Six Sigma–Testing the Process, not the Product


In the last post, I mentioned that the authors Ikel Harry, Ph.D., and Richard Schroeder of the book Six Sigma:  The Breakthrough Management Strategy Revolutionizing the World’s Top Corporation were extolling the value of metrics to be able to reveal the hidden cause “X” of the outcome “Y”.

I wanted to expand this basic concept of Six Sigma by mentioning that the outcome “Y” is what can be observed in the product, so that when you are inspecting a product, you are looking at outcome “Y”.   Obviously, if outcome “Y” contains defects, you want to get rid of them.   But you don’t focus on Six Sigma on changing “Y”.  What you do is you focus on the process “X” which is somehow causing “Y”.

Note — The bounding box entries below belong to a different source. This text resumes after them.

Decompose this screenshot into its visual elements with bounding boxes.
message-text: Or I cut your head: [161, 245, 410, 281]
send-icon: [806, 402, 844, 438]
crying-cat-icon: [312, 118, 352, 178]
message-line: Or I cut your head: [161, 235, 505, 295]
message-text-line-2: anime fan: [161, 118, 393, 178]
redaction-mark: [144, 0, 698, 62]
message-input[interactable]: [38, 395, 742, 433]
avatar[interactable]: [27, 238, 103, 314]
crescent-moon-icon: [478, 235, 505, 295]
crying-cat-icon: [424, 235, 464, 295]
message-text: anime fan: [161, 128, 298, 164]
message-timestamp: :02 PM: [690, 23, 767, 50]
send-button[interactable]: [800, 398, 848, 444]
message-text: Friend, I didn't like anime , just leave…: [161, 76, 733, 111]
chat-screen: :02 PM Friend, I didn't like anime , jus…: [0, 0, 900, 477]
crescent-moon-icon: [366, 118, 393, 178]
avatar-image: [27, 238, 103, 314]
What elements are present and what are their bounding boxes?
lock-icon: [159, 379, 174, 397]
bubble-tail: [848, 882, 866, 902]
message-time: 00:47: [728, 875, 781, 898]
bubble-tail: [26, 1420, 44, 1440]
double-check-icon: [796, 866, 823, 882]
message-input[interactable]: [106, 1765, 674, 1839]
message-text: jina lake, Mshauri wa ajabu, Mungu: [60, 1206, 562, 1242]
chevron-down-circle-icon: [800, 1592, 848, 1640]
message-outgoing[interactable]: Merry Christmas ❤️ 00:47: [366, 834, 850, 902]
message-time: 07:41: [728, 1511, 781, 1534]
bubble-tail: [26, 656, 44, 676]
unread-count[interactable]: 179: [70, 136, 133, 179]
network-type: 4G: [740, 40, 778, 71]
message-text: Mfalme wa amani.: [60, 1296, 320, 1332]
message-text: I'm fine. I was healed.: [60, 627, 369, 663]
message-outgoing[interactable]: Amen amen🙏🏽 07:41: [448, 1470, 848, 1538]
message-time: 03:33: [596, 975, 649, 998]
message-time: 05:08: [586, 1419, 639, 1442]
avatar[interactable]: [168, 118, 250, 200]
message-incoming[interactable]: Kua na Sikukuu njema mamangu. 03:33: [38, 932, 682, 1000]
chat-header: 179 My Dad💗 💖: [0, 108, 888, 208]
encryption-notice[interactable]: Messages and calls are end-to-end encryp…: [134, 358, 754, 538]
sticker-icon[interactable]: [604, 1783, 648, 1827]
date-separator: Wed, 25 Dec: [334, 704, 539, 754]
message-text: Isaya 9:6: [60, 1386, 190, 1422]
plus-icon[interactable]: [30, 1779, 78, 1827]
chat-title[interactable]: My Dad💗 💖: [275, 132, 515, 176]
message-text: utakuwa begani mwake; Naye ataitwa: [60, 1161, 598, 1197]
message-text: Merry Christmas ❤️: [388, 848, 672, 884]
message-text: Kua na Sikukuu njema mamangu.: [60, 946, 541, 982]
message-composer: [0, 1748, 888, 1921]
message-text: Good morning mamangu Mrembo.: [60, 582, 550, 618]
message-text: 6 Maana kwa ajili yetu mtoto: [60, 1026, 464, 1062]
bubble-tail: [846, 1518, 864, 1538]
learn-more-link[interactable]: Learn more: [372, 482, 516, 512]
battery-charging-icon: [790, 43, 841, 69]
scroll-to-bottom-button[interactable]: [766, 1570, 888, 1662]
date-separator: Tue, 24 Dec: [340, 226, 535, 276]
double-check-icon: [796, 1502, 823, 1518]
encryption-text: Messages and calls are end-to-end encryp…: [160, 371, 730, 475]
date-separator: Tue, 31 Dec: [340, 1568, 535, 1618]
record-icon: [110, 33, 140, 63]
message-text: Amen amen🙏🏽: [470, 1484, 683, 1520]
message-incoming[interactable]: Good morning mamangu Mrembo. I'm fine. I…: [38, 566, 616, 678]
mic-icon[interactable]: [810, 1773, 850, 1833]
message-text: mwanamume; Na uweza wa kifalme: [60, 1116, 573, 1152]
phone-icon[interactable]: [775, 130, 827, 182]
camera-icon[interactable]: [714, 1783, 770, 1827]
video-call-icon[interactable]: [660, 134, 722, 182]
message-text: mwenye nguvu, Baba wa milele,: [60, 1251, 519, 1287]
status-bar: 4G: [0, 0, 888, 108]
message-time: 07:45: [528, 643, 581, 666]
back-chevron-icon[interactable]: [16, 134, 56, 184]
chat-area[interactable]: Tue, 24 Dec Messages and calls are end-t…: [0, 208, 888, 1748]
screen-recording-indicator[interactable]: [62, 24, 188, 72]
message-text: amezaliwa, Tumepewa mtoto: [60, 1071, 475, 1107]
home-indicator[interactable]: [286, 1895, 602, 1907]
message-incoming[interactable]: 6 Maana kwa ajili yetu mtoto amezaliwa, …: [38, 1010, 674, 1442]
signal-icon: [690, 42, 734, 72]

Sometimes you have to go through a process of elimination, where you end up formulating hypothesis and hypothesis that posits a series of processes as the hidden culprit, only to find that changing them doesn’t make the defects in “Y” go away.  In that way, it’s like if you were in a sculpture class, and the instructor gave you a block of marble and said “carve a copy of this statue of an elephant.”   If you say “I don’t know how to carve an elephant,” he may say, “well, then take the block of marble and chip away everything that isn’t an elephant.”

In a sculpting class, that may not be practical advice, but in the Six Sigma world, proving hypotheses to be false (chipping away those parts that are not the problem) may end up revealing or hinting at those hypotheses that end up being true.

But you will only get to that correct hypothesis by focusing on the various processes that produce the product.   And that is why Six Sigma is said to test the process.    Since you cannot test a process directly, you have to test it indirectly by studying what effect changing it has on the visible product “Y”.

So it is an excellent tool for detection–but only if you first know where to look and what you are looking for!